Logging is handled in two parts: we have logging clients and logging servers. Every server is set up as a logging client, and we choose a subset to run as logging servers. On every client, we use rsyslog to forward logging events if and only if they originate on the local machine to all of the logging servers.
Logging servers are slightly different. They add an action to listen for
incoming logging events, and then drop these into a new file in
with an appropriate log rotation setup. It really is that simple.
The only downside is that instead of having a nice GUI and indexed searching, we need to use grep, but in practice, that is just fine. 99% of the time we know exactly when an event happened and can filter accordingly. And rsyslog is extremely flexible and allows us to add additional reporting and notifications very easily, any time we need it.
We also use a tweaked version of jsonperfmon, a perfect little C program that simply writes out a very complete assessment of the local machine’s state every n seconds. Our tweaked version only has one significant change, which writes the output to syslog rather than standard output. This means we can neatly run it as a service through systemd, and now, in our aggregated logs, we get a complete track of performance across the entire cluster.
That about describes the technical infrastructure, so how do we get it onto the servers?

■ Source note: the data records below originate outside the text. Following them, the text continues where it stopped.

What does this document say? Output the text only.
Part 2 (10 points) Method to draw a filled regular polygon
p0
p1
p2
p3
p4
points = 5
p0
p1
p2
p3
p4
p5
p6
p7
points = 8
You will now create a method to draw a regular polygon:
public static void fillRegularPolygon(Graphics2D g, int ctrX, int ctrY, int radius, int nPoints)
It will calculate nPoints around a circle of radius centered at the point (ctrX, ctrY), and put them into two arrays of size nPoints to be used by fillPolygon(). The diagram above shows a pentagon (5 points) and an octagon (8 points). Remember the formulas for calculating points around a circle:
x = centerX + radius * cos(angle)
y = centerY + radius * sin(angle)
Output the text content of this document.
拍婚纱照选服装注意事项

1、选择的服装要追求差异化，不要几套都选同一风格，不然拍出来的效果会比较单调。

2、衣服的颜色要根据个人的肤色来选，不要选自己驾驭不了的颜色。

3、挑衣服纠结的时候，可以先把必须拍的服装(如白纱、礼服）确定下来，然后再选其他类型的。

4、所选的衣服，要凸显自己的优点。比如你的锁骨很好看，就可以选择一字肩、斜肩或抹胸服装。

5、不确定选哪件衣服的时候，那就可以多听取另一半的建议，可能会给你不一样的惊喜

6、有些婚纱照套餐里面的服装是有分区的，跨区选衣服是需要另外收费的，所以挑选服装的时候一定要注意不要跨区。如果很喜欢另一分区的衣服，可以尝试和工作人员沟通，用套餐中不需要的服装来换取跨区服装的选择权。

We use Ansible for that. Instead of worrying about Puppet, Chef, or Kubernetes, Ansible simply allows coordinated ssh access to more-or-less bare servers, with a whole bunch of idempotent actions that do things like create directories, copy files, templating, executing shell commands when needed, and so on.
In many cases, the actions are pretty simple. The application itself is run as a Node.js service, so we simply need to copy files over, run yarn to install the dependencies, and deploy a service file for systemd, then we can start the service and there will be a new worker process running, which nginx can proxy to.
However, the clusters, both redis and PostgreSQL, are a lot more complex, because the nodes need to know about each other. We have a relatively complex set of Ansible plays that deploys the PostgreSQL cluster, with repmgrd, and will repair a cluster when we need to. In essence, this looks at the current state (if servers are running) and either nominates a primary and a standby, or uses ones that exist, and then does the minimum changes necessary to make the cluster operational.
redis is simpler, because redis-sentinel makes it pretty easy. We run a sentinel on every application node, alongside a redis instance, and all application nodes have both. The only difference is that one of them will be a primary.
Apart from redis, PostgreSQL, and logging, everything else is identical on all servers, which makes Ansible nice and simple.
Ansible is something of an acquired taste. The concept is a nice one, but the messy use of YAML files for everything is not as clean as it might be.
We now have a small, lean, server setup, where we can afford to lose a machine at any time without interruption or loss of data or service. It’s cheap and fairly easy to maintain, without the layers of complexity of a Kubernetes setup.
The main loss? Digital Ocean’s database service was very very good, and pro-actively dealt with issues before we even had to worry about them.
We have gained in a few places, though: we now have redundancy in our logging system, and direct access to our database servers, which means we can implement our own backup strategies a little more easily than is usually allowed by cloud-native services. It’s just as easy to scale, as we can add more application servers very simply. And if the database service does need to expand, it’s very easy to use Ansible to segment off the database management to a few larger and more dedicated servers.
And to cap it all, it costs around 25% of the amount we were paying before, by eliminating the need for the dedicated database service and logging server.